The barista at the coffee shop I am at is cute. I keep stealing glances at him and so far, he has not caught me. I look really hot today, thank goodness. Damn, he knows he's cute. Confidence is attractive; cockyness is not. Maybe he missed that memo. Maybe I have judged him too quickly. Hopefully.

Friday, August 04, 2006

Sono ai tuoi comandi and "if you build it..."

"I am yours to command". These are words I never hope to hear from any man of mine, unless we are roll playing and even then, I am so not into controling people. My buff Gondalier is named Roberto M and has very large pectorals. It appears he may be a bit of a but-his-face due to the fact that he is turned away from the viewer and his hair looks a bit frizzy under his gondalier hat. I guess one can't have it all.

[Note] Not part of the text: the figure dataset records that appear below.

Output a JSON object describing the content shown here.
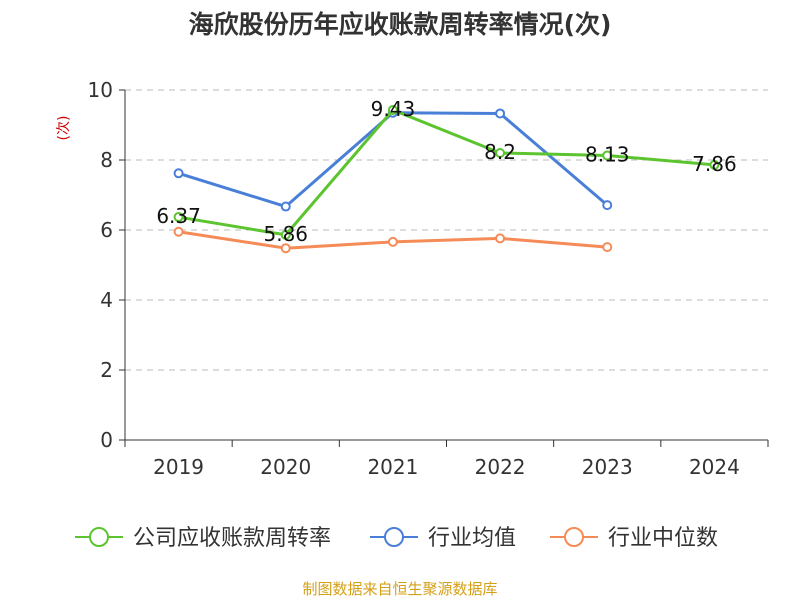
{
  "chart_data": {
    "type": "line",
    "title": "海欣股份历年应收账款周转率情况(次)",
    "xlabel": "",
    "ylabel": "(次)",
    "categories": [
      "2019",
      "2020",
      "2021",
      "2022",
      "2023",
      "2024"
    ],
    "ylim": [
      0,
      10
    ],
    "yticks": [
      0,
      2,
      4,
      6,
      8,
      10
    ],
    "grid": true,
    "legend_position": "bottom",
    "series": [
      {
        "name": "公司应收账款周转率",
        "color": "#5bc42e",
        "values": [
          6.37,
          5.86,
          9.43,
          8.2,
          8.13,
          7.86
        ],
        "show_labels": true
      },
      {
        "name": "行业均值",
        "color": "#4a7fd8",
        "values": [
          7.62,
          6.67,
          9.35,
          9.33,
          6.71,
          null
        ],
        "show_labels": false
      },
      {
        "name": "行业中位数",
        "color": "#f58b57",
        "values": [
          5.95,
          5.48,
          5.66,
          5.76,
          5.51,
          null
        ],
        "show_labels": false
      }
    ],
    "data_labels": [
      "6.37",
      "5.86",
      "9.43",
      "8.2",
      "8.13",
      "7.86"
    ],
    "source": "制图数据来自恒生聚源数据库",
    "source_color": "#d4a017",
    "ylabel_color": "#cc0000"
  }
}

I have a wee update. I applied for a job in DC working for a Senator and I don't think my chances are good, but dang it, I applied!! I was so scared sending off the cover letter and resume combo. Why am I scared- this could be it, folks! Landing the dream job. Or they could ignore me. Either way, it is a bit emotional. Capitol Hill is where I want to be. I want to move to DC and it would be great to have a job. A stellar job. Working for a US Senator. I definitely don't want to count my chickens before they hatch so just keep your fingers crossed that I get an interview. I will apply for another job locally as well and just keep plugging away until one day I have something new.

My sister said that it sounds a bit like, "if you build it", they will come. Please let that be true. Please.